The news follows this week's arrest of Seattle resident Gregory Kopiloff for allegedly using peer-to-peer software to steal personal information from other users.
Kopiloff's indictment is thought to be the first involving P2P networks. He is accused of using information on tax returns, bank statements and credit reports to obtain identity information to defraud consumers, banks and retailers.
"Most individuals and organisations that have P2P networks on their computers do not even know that they have exposed their sensitive corporate, personal, financial and health information to identity thieves," said Pasquale Giordano, president of SafeMedia.
Giordano pointed out that this is not the first time that thieves using P2P networks have stolen personal identity information.

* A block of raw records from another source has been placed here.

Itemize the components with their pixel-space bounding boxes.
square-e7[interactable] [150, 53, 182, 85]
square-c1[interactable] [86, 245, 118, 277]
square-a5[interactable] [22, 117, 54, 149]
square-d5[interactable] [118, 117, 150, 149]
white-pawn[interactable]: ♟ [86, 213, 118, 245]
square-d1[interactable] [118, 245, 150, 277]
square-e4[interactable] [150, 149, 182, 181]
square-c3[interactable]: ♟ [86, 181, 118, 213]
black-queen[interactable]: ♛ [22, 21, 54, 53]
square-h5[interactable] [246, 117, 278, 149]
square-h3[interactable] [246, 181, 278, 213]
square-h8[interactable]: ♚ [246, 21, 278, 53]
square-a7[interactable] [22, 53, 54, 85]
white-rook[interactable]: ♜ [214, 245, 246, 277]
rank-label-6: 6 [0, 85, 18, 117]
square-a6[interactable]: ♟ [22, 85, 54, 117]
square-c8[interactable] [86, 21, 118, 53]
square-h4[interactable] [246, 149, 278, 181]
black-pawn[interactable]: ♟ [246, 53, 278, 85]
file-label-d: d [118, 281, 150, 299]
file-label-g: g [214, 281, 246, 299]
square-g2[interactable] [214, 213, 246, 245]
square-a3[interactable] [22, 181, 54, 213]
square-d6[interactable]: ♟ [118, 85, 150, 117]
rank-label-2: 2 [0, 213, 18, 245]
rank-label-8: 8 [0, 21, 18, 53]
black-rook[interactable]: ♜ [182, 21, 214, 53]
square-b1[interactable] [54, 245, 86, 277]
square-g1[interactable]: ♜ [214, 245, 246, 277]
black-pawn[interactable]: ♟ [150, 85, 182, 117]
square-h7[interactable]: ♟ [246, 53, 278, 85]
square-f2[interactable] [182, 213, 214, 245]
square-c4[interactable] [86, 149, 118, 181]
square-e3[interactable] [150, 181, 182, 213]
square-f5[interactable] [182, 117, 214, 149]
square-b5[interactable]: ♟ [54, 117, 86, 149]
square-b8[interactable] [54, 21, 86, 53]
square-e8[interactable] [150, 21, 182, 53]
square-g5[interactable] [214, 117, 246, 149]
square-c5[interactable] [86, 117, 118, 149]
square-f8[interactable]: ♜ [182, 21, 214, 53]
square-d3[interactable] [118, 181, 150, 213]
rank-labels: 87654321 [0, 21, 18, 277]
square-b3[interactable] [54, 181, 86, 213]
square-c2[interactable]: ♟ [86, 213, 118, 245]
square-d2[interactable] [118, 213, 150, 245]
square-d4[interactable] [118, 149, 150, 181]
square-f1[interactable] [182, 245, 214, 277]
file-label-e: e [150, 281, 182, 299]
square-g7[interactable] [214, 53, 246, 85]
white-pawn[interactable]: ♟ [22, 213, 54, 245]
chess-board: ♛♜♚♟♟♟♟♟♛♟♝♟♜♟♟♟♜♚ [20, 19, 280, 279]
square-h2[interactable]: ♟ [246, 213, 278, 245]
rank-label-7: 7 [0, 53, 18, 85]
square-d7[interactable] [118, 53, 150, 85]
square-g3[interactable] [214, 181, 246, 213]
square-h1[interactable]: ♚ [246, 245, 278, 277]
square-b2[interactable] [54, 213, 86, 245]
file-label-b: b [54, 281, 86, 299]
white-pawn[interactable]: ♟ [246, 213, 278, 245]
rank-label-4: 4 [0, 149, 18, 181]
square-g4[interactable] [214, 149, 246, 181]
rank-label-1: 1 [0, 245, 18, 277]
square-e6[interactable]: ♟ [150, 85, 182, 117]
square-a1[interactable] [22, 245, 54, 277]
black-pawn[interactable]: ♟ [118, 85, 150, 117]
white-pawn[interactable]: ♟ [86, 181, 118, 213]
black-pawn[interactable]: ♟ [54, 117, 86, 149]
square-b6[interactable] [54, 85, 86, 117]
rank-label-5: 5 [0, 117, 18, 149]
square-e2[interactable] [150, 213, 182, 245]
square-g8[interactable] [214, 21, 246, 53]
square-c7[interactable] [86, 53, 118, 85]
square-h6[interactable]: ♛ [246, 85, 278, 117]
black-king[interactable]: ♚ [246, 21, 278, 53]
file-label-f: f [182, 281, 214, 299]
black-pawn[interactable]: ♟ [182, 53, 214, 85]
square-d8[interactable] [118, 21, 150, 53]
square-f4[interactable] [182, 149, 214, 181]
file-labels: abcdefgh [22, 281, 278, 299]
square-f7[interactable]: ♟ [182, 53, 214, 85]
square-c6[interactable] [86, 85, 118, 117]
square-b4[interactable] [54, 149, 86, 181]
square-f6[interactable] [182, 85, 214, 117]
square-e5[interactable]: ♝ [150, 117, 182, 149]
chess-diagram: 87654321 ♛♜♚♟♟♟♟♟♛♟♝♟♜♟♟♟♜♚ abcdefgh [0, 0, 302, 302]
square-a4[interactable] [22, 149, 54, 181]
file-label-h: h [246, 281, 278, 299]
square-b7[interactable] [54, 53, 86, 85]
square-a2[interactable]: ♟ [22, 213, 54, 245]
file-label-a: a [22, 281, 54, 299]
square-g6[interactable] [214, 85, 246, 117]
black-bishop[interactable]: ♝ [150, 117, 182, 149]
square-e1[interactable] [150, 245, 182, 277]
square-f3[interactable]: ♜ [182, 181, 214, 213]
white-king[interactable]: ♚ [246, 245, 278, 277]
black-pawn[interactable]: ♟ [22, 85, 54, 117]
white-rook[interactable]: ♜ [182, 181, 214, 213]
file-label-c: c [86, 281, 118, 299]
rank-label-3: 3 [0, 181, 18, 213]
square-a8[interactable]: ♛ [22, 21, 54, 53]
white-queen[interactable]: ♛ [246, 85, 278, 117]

Pharmaceuticals giant Pfizer lost more than 17,000 employee records to inadvertent file-sharing by an employee on a contaminated P2P network. The company is now facing a class action lawsuit by its employees.
Naturally, SafeMedia guarantees complete identity theft protection for any computer connected to a government, corporate or university network, cable or DSL modem that has a P2P client installed.
SafeMedia's P2P Disaggregator claims to make it impossible for a computer to contact or be contacted by a contaminated P2P network.
This prevents uploading and downloading of any files to contaminated P2P networks, which are the primary sources of identity theft and illegal file sharing.
"This indictment on an alleged Seattle fraud ring shows what a group of ID thieves could do if they grab your information," said Giordano.
"SafeMedia's P2PD technology is embedded in DSL and cable modems in the home or work environment or as a subnet appliance to protect government, corporate or university networks."
This installation model eliminates any network latency and eliminates bandwidth consumption at a subnet level associated with contaminated P2P networks.